• öncelikle gayemin avukatlık mesleğiyle olmadığını, aşağıda vereceğim linkte bir avukatı işaret ettiğimi bilmenizi isterim. vereceğim linkte bulunan haberdeki kişilerle uzaktan yakından tanışıklığım olmadığını da söylemeliyim.

    gerek ekşisözlük gibi sosyal platformlarda, gerek meclis’te, gerek televizyonda, gerekse sivil toplum kuruluşları nezdinde düzenlenen eylemlerde yıllarca kadın hakları savunuldu. ki naçizane ben de o hakları savunanlardan biriyim.

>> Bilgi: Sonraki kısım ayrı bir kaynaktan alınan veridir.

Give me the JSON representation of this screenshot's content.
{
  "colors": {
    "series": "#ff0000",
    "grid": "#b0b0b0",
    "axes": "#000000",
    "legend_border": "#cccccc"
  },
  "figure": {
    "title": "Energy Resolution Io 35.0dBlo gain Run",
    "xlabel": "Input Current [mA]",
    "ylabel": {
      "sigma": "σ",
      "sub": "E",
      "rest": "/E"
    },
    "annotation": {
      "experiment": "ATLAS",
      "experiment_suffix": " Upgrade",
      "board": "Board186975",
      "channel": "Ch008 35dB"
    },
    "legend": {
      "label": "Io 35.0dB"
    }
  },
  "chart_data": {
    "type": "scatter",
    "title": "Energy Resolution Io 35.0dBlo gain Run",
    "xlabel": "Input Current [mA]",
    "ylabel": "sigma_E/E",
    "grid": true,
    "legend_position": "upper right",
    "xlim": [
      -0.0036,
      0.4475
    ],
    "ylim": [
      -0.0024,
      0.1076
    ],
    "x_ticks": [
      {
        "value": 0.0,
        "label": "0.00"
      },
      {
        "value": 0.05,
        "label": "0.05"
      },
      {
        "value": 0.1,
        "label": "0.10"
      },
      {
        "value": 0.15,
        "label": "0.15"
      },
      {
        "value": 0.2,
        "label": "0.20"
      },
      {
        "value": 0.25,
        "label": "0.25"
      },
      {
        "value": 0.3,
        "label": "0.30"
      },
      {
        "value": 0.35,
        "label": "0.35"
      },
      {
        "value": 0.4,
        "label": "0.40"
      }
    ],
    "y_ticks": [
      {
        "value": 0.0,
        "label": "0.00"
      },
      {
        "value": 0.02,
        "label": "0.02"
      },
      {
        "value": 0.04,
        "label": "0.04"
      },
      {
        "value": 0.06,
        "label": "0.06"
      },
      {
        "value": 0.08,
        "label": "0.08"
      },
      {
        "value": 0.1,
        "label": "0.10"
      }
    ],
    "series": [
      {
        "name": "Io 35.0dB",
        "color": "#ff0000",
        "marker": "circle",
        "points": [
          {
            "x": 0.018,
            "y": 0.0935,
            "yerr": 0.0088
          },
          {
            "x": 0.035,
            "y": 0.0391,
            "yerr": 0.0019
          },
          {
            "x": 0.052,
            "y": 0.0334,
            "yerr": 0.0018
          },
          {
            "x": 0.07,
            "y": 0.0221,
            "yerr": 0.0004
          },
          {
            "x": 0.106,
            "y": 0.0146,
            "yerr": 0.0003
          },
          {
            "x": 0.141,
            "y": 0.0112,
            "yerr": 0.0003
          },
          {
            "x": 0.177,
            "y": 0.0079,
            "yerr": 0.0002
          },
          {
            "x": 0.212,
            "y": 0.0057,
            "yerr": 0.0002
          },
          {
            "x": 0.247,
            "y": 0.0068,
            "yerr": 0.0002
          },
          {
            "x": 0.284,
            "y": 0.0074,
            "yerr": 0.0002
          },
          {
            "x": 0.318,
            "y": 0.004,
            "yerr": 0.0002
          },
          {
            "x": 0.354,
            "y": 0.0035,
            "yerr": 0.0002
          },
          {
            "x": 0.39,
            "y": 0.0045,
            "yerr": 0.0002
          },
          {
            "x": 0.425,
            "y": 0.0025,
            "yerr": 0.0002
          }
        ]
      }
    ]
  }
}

    izmir’de bir olay oluyor ve bir erkek(!) karısını sebebi önemli olmaksızın şiddetli bir biçimde dövüyor. olay önce yargıya sonra basına yansıyor ki ben de birkaç dakika önce gördüm. kadının bacaklarındaki izden şiddetin boyutunu anlamanız mümkün. yargıya taşınan olay sonunda sanığın avukatlığını bir başka kadın yapıyor. yani bir kadın, kaynağı ne olursa olsun -para, isim duyurma ya da daha ulvi sebepler- başka bir kadına ağır şiddet uygulayan birini savunabiliyor.

    kadının kadına yaptığı kötülüğü hiçbir erkek yapamaz. ve bir kadın özgecan aslan’ın, münevver karabulut’un katillerinin minyatür bir örneğini savunabiliyor.

    link
  • utanç verici...
  • işin etik kısmı bir yana, parasına bakıyordur. yoksa, karısına el kaldıran şerefsizin işlediği suçun neresini savunacaksın. ha, kadına el kaldıran bu rezil yargı sürecine girerse, bahse konu avukat, malum politik ortamın avantajlarından faydalanarak adamın çok komik --ödül gibi bir-- ceza almasını sağlayabilir. ya da, mağdur durumdaki kadının gözünü korkutabilir. ben avukatı suçlamıyorum. bunların işçi konumunda olanları, bankalar adına borçluların peşinden koşturuyorlar. kaldı ki, o borçluların büyük bir çoğunluğu da kendileri gibi işçi/emekçi. kısacası, herkes ekmeğinin peşinde. kimseyi yargılamıyorum.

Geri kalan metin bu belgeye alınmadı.